Many studies[30,39-45] have suggested that the effects of ambient temperature on the pathogenicity of V. vulnificus are critical. For example, the abundance and virulence of bacteria in coastal waters and shellfish stock has been strongly linked to water temperature. A field survey study,39 done in the Northern Gulf and Atlantic Coast sites from 1994 to 1995, reported that the bacteria density in oysters had slowly increased between 10 and 18°C, more rapidly increased between 18 and 26°C, and then stopped increasing above 26°C. Watanabe et al[40] found that the virulent, but not the avirulent, strains proliferated sufficiently in tryptone yeast extract broth containing 0.9% NaCl when cultivated at 37°C, which mimicked the conditions in human plasma. Concomitantly, these rapidly multiplying virulent pathogens produced more toxic proteases than did others, which were thought to be the major pathogenic factors of V. vulnificus.[41-45] Moreover, Kim et al,[30] in a study on the association between the V. vulnificus DNA load and mortality in patients with VNSSTIs, said that the DNA level was significantly higher in nonsurvivors than in survivors. All these findings provide an explanation for the high total mortality rate associated with VNSSTIs despite our increasing clinical awareness, and advances in antibiotic and infection control practices over the past 20 years. Education and healthcare policies are, therefore, needed to combat this emerging infectious disease.
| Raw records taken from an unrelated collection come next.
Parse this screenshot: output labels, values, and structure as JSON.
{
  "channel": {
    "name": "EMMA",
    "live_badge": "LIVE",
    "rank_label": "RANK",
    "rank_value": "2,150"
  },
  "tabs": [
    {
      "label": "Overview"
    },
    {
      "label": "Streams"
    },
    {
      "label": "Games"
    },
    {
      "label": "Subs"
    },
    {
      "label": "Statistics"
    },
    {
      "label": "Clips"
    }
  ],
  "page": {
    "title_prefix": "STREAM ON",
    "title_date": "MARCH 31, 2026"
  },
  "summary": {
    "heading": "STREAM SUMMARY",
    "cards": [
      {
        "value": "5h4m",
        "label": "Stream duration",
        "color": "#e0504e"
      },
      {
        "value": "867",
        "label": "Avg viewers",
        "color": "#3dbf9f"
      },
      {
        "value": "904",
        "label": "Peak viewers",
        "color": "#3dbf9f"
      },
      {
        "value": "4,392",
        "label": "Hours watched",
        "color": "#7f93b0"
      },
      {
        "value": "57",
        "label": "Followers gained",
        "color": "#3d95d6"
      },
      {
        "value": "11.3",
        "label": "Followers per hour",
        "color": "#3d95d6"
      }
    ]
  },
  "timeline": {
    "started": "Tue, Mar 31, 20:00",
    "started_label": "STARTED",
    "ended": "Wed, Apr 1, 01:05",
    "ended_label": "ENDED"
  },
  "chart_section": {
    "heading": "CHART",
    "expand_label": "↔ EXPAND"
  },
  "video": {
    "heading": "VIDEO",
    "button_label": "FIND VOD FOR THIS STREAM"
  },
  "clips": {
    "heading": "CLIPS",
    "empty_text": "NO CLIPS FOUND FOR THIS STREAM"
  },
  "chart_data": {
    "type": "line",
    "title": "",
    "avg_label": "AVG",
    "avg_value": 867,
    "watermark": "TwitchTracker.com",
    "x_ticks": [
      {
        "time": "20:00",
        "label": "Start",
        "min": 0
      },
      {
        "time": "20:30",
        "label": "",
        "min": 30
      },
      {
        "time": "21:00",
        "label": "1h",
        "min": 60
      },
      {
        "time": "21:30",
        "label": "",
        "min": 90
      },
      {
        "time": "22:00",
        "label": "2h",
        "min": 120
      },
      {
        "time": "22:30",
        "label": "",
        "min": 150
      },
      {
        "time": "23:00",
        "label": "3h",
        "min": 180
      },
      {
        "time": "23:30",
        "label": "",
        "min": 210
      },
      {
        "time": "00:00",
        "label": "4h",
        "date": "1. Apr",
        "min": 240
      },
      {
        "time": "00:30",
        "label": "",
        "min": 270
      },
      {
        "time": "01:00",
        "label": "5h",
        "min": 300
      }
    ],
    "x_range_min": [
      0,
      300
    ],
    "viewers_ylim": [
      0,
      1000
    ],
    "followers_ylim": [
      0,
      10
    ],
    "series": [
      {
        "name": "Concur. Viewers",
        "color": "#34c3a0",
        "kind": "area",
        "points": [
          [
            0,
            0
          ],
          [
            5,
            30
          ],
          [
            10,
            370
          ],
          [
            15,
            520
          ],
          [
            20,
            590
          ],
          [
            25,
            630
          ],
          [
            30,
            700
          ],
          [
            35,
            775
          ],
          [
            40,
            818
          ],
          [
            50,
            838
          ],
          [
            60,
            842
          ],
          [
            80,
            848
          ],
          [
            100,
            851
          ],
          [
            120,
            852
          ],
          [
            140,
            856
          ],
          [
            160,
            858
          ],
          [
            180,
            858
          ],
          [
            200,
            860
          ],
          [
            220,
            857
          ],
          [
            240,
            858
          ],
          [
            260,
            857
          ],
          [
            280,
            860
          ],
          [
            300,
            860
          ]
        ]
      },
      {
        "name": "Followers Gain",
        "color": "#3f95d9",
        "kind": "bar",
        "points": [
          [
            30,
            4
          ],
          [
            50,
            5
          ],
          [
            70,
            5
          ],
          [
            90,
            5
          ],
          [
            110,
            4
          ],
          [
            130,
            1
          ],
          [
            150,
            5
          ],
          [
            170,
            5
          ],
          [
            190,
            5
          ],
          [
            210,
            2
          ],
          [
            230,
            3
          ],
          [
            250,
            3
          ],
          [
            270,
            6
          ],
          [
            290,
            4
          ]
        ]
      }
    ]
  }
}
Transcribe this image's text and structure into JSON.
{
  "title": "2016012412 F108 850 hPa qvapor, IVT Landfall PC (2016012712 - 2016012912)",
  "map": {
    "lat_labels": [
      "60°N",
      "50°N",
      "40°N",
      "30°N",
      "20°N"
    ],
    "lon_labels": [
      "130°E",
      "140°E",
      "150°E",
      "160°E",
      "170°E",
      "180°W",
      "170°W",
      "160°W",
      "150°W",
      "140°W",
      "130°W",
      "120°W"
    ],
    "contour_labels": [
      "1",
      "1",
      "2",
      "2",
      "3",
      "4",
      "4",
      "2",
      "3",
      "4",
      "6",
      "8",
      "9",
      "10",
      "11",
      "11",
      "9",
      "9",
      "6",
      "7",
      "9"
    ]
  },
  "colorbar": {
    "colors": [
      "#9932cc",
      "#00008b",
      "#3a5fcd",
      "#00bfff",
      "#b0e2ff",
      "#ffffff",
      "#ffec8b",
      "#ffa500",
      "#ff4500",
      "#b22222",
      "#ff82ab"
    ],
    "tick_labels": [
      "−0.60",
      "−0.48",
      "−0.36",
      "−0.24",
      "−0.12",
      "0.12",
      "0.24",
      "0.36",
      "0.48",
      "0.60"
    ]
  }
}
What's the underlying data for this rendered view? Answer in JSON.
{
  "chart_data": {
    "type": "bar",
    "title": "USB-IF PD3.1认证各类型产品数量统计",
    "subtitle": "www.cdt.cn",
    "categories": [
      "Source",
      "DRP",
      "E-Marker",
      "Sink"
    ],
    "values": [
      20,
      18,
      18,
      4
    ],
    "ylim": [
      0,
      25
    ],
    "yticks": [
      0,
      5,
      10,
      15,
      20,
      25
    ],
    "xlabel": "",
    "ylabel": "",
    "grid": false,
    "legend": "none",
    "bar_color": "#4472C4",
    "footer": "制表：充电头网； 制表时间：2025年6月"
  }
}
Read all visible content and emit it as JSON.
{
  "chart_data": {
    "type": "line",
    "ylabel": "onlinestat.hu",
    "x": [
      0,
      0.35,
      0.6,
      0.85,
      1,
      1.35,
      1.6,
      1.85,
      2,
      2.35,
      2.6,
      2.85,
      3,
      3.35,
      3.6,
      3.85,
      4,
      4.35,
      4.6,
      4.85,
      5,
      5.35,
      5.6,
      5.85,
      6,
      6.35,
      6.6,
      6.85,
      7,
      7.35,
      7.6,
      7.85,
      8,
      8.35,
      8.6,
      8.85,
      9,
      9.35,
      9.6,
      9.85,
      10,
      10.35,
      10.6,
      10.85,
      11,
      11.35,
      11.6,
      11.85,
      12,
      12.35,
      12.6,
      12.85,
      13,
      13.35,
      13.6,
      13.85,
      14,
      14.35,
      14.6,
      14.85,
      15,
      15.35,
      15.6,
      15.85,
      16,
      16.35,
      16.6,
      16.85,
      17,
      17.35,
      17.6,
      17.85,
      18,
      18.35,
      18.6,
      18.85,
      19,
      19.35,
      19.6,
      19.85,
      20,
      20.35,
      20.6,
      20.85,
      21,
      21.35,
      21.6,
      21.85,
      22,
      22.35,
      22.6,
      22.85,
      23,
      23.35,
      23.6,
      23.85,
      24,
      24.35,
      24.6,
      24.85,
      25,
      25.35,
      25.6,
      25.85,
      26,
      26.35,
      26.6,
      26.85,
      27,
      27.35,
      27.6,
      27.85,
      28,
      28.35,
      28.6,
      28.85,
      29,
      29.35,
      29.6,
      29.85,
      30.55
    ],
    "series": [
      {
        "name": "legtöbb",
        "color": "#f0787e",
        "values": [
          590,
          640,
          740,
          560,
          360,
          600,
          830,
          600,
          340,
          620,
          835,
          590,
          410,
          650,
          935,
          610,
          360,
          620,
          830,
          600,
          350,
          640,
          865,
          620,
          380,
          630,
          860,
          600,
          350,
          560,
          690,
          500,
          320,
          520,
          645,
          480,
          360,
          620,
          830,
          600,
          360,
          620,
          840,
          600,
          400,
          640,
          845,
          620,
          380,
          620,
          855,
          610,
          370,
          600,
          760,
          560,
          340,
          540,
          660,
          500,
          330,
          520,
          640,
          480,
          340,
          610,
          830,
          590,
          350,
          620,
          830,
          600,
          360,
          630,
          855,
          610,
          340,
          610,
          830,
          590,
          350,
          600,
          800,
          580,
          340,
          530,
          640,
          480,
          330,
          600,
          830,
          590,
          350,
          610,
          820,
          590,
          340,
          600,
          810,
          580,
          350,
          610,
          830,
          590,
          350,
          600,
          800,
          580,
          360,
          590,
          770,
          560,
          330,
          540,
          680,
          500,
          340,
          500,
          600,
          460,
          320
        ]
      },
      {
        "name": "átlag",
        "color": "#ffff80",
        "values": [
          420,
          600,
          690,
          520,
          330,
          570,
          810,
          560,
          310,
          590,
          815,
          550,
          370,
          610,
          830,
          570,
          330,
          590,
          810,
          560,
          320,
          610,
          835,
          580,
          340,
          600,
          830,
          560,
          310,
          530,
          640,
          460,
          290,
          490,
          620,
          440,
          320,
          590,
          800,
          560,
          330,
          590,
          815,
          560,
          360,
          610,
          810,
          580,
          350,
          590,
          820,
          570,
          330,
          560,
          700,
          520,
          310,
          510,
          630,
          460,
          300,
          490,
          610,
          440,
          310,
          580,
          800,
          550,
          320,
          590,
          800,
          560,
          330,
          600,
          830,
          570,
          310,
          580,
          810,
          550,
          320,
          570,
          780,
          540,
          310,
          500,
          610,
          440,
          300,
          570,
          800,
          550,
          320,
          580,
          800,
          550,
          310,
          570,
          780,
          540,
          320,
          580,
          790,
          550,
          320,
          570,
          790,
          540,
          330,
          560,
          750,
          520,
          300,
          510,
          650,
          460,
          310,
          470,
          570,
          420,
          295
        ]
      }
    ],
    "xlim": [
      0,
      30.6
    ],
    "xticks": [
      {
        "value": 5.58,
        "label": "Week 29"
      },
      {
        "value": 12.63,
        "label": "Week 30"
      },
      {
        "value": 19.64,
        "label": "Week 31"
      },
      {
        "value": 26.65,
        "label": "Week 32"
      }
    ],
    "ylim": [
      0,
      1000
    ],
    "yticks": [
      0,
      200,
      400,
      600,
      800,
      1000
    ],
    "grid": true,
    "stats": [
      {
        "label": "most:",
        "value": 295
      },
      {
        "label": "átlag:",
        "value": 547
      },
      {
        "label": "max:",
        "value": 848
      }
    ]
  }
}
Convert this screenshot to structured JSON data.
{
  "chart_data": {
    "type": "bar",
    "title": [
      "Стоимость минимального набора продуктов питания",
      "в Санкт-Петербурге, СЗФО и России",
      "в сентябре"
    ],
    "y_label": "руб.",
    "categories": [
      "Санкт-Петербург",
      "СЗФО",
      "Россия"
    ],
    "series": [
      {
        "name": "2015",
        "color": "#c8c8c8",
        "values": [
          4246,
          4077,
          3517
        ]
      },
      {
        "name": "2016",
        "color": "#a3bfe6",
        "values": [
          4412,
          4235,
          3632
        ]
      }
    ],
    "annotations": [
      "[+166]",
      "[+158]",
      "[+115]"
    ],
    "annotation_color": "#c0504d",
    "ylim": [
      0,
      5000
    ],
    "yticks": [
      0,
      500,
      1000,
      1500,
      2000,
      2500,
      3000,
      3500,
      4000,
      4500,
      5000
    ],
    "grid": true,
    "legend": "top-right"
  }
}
Cooling shellfish immediately after they have been harvested and carefully storing them between 0 and 4°C might reduce their number of pathogenic V. vulnificus and its threat to public health.[46] The 1996 VNSSTIs outbreak in Israel[10,24,37] provides a good example that such changes in fish-marketing policy do affect disease outbreaks. Although cold storage does reduce the risk of VNSSTIs, it cannot be relied upon to totally eliminate the organism. Studies[47-49] have found that bacterial cultures held at 4°C and below undergo a time-dependent reduction in the number of recoverable cells; however, the time required for the bacteria to reach undetectable levels might exceed their usual storage life. Moreover, V. vulnificus can enter a form of dormancy known as the viable but nonculturable (VBNC) state,[50] which permits their resurrection when the temperature rises sufficiently. Because of these limitations, we conclude that clinical awareness is paramount for diagnosing and treating these highly lethal and disabling VNSSTIs, particularly in immunocompromised patients.

In conclusion, VNSSTIs are always an important public health problem, and they are likely to become more critical and urgent because of the rising SST associated with global warming. Knowing the current spatiotemporal distribution of these emerging infectious diseases will help focus education, policy measures, early clinical diagnosis, and appropriate medical and surgical treatment for them. Although careful cold storage can greatly reduce their threat, clinical awareness is crucial for diagnosing and treating patients with suspected VNSSTIs, particularly immunocompromised patients.